Nous sommes invités à « dépasser le soupçon, le manque de confiance permanent, la peur d’être envahi, les comportements défensifs que le monde actuel nous impose. » C'est là renoncer au réalisme « de la dimension sociale de l‘Évangile (…) L’Évangile nous invite toujours à courir le risque de la rencontre avec le visage de l’autre, avec sa présence physique qui interpelle, avec sa souffrance et ses demandes, avec sa joie contagieuse dans un constant corps à corps.
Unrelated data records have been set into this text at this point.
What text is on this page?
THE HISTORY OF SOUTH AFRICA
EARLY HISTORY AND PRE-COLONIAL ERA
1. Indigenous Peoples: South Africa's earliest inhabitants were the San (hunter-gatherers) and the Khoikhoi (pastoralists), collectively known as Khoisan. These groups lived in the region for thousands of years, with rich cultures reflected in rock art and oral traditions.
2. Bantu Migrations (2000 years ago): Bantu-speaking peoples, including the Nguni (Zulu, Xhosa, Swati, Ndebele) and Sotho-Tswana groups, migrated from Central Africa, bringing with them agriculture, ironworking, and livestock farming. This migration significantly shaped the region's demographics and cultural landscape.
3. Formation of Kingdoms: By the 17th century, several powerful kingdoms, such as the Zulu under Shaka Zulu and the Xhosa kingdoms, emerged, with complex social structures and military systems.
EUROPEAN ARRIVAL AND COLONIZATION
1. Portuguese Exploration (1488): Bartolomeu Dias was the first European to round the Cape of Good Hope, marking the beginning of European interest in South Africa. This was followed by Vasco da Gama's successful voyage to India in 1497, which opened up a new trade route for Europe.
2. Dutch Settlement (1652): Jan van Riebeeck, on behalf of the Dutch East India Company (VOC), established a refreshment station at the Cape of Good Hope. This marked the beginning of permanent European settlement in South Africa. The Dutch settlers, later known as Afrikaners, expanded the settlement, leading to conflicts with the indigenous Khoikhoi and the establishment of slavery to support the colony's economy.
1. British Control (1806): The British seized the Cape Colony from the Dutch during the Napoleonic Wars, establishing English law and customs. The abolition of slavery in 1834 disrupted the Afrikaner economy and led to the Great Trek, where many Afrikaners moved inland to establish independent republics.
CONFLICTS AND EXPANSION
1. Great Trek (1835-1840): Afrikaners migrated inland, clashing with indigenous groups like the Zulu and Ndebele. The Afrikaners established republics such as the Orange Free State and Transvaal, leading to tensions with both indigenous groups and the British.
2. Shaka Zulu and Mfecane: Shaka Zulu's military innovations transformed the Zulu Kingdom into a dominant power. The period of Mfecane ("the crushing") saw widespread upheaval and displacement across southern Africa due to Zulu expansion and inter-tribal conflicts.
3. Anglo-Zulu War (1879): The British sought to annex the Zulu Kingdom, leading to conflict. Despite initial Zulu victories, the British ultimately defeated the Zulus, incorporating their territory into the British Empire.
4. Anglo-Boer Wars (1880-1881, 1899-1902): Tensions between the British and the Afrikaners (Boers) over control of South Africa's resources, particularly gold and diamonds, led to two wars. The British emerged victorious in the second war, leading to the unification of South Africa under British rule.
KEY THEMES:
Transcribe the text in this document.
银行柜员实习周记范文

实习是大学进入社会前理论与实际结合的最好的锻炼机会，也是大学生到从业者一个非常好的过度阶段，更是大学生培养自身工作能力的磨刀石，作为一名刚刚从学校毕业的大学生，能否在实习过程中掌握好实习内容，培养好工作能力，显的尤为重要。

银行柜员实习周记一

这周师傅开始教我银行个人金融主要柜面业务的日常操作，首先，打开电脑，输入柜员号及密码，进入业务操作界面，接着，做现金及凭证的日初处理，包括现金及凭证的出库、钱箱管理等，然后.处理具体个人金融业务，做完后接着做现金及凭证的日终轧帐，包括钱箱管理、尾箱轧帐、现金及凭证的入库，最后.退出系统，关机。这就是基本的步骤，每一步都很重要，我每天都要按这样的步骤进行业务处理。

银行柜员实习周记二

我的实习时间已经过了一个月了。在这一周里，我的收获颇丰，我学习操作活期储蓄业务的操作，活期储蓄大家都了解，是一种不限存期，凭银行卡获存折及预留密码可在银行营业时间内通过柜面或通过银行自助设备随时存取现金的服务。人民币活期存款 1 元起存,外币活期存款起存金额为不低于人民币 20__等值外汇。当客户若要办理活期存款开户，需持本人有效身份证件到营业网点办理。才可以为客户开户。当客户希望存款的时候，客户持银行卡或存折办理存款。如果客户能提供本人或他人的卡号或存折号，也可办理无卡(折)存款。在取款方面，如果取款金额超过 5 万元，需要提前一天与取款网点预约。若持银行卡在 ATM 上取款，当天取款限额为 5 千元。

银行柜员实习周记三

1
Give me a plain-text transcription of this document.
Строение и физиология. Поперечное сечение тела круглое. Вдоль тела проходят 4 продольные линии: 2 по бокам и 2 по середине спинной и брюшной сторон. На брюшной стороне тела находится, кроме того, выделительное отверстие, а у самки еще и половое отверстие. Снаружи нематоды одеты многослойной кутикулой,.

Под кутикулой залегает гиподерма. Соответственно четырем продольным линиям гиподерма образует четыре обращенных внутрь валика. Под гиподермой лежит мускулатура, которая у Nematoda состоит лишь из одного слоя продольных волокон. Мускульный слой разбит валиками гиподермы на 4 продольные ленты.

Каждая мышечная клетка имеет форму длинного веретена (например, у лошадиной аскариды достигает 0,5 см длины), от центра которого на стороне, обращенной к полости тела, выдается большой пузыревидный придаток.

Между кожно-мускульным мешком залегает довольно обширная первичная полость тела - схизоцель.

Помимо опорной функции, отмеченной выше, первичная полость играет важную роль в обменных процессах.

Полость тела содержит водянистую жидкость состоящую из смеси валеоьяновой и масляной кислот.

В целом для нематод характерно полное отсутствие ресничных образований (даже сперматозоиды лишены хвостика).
La foi authentique dans le Fils de Dieu fait chair est inséparable du don de soi, de l’appartenance à la communauté, du service, de la réconciliation avec la chair des autres. Dans son incarnation, le Fils de Dieu nous a invités à la révolution de la tendresse. »
 
« Il s’agit d’apprendre à découvrir Jésus dans le visage des autres, dans leur voix, dans leurs demandes. C’est aussi apprendre à souffrir en embrassant Jésus crucifié quand nous subissons des agressions injustes ou des ingratitudes, sans jamais nous lasser de choisir la fraternité. »
 
Et le pape François nous exhorte : « Ne nous laissons pas voler la communauté! »
 
Est-ce que je me contente de relations interpersonnelles à travers un écran de télévision ou d’ordinateur?
 
Comment est-ce que Jésus dans l’Évangile me pousse à aller vers l’autre, à le reconnaître comme mon frère, ma sœur?